Né à Paris en 1975, le 18 juin – un jour prémonitoire pour celui qui, trente et un ans plus tard, jouera le rôle du goumier Saïd -, Jamel (« avec un J comme Jean ») est l’aîné de six enfants. Un an après sa naissance, ses parents, marocains (ils sont originaires de Taza), retournent au bled. Ils y resteront jusqu’en 1979. De ces années, Jamel garde un attachement indéfectible à son pays et à ses traditions : musulman, il ne boit ni ne fume, dit-on (à l’exception de quelques pétards), et possède une maison à Marrakech. On connaît son amitié pour Mohammed VI : en 2001, lors du premier festival international du film à Marrakech, il est assis à la place d’honneur. Un an plus tard, après le tournage de Mission Cléopâtre à Ouarzazate (14,3 millions d’entrées), il annonce son intention de construire des studios de cinéma dans la Ville rose.

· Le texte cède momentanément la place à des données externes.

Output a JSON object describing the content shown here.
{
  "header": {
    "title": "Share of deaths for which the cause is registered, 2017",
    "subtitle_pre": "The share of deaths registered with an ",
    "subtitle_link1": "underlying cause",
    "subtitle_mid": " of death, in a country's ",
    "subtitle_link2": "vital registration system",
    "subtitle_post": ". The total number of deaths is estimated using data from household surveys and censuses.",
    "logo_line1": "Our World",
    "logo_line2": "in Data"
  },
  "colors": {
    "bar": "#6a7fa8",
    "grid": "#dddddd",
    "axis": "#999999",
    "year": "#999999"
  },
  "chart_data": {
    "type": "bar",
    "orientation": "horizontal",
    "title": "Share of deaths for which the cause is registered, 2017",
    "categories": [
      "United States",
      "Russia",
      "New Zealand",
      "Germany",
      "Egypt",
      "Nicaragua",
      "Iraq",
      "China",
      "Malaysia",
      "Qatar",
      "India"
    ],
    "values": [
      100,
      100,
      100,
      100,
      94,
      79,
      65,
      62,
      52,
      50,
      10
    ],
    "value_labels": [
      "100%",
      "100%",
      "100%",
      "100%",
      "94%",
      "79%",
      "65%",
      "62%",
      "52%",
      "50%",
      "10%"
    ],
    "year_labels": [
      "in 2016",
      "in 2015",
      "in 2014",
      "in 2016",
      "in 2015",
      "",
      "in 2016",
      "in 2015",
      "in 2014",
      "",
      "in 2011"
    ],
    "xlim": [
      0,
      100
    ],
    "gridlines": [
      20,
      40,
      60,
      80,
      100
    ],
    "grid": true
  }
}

Mais avant le faste et les bouteilles de champagne offertes à tout-va, il y a la misère et la débrouille, deux ingrédients propices au mythe Jamel. Après quatre ans à Barbès, les Debbouze emménagent, en 1983, dans un petit pavillon à Trappes, dans la banlieue ouest de Paris. Mère femme de ménage chez Bouygues, père employé dans une société de nettoyage : la tribu vit chichement, et les parents parlent à peine le français. « Je suis passé du RMI [revenu minimum d’insertion] à l’ISF [impôt de solidarité sur la fortune] », a coutume de dire celui qui, en 2002, est l’acteur le mieux payé de France (il comptabilise cette année-là des revenus de 2,12 millions d’euros). Dans ce paysage désolé de barres et de tours grises, théâtre des émeutes qui embrasent la France en novembre 2005, Jamel reçoit une éducation stricte. « Si tu reviens un jour avec les flics, j’arrache la page du livret de famille », lui aurait lancé son père.

L’école n’est pas son fort, il préfère les planches. En 1989, un éducateur surnommé Papi (en référence au « Papi Mougeot » de Coluche) l’accueille dans son équipe d’improvisation. Jamel deviendra vice-champion du monde. Quatre ans plus tard, il tient son premier rôle au cinéma, dans le court-métrage Les Pierres bleues du désert. Ce n’est pas pour autant le début de la gloire. Il faudra attendre 1999, des apparitions dans des petits théâtres parisiens et de banlieue, des émissions de radio et de télévision (notamment Nulle Part Ailleurs, sur Canal +), pour que Jamel réalise son vrai premier grand one-man show sur une scène reconnue. Comme les deux spectacles qui suivront (Jamel 100 % Debbouze et Jamel Comedy Club), le show porte ce nom qui suffit à attirer le public et flatte son ego : Jamel en scène. Dès lors, il enchaîne les succès, sur la toile comme au théâtre. Dans un parler qui mélange astucieusement le verlan, le français et l’arabe, qu’il joue le rôle d’un apprenti épicier dans Le Fabuleux destin d’Amélie Poulain ou celui de l’architecte officiel de Cléopâtre, Numérobis, dans Mission Cléopâtre, Jamel fait rire.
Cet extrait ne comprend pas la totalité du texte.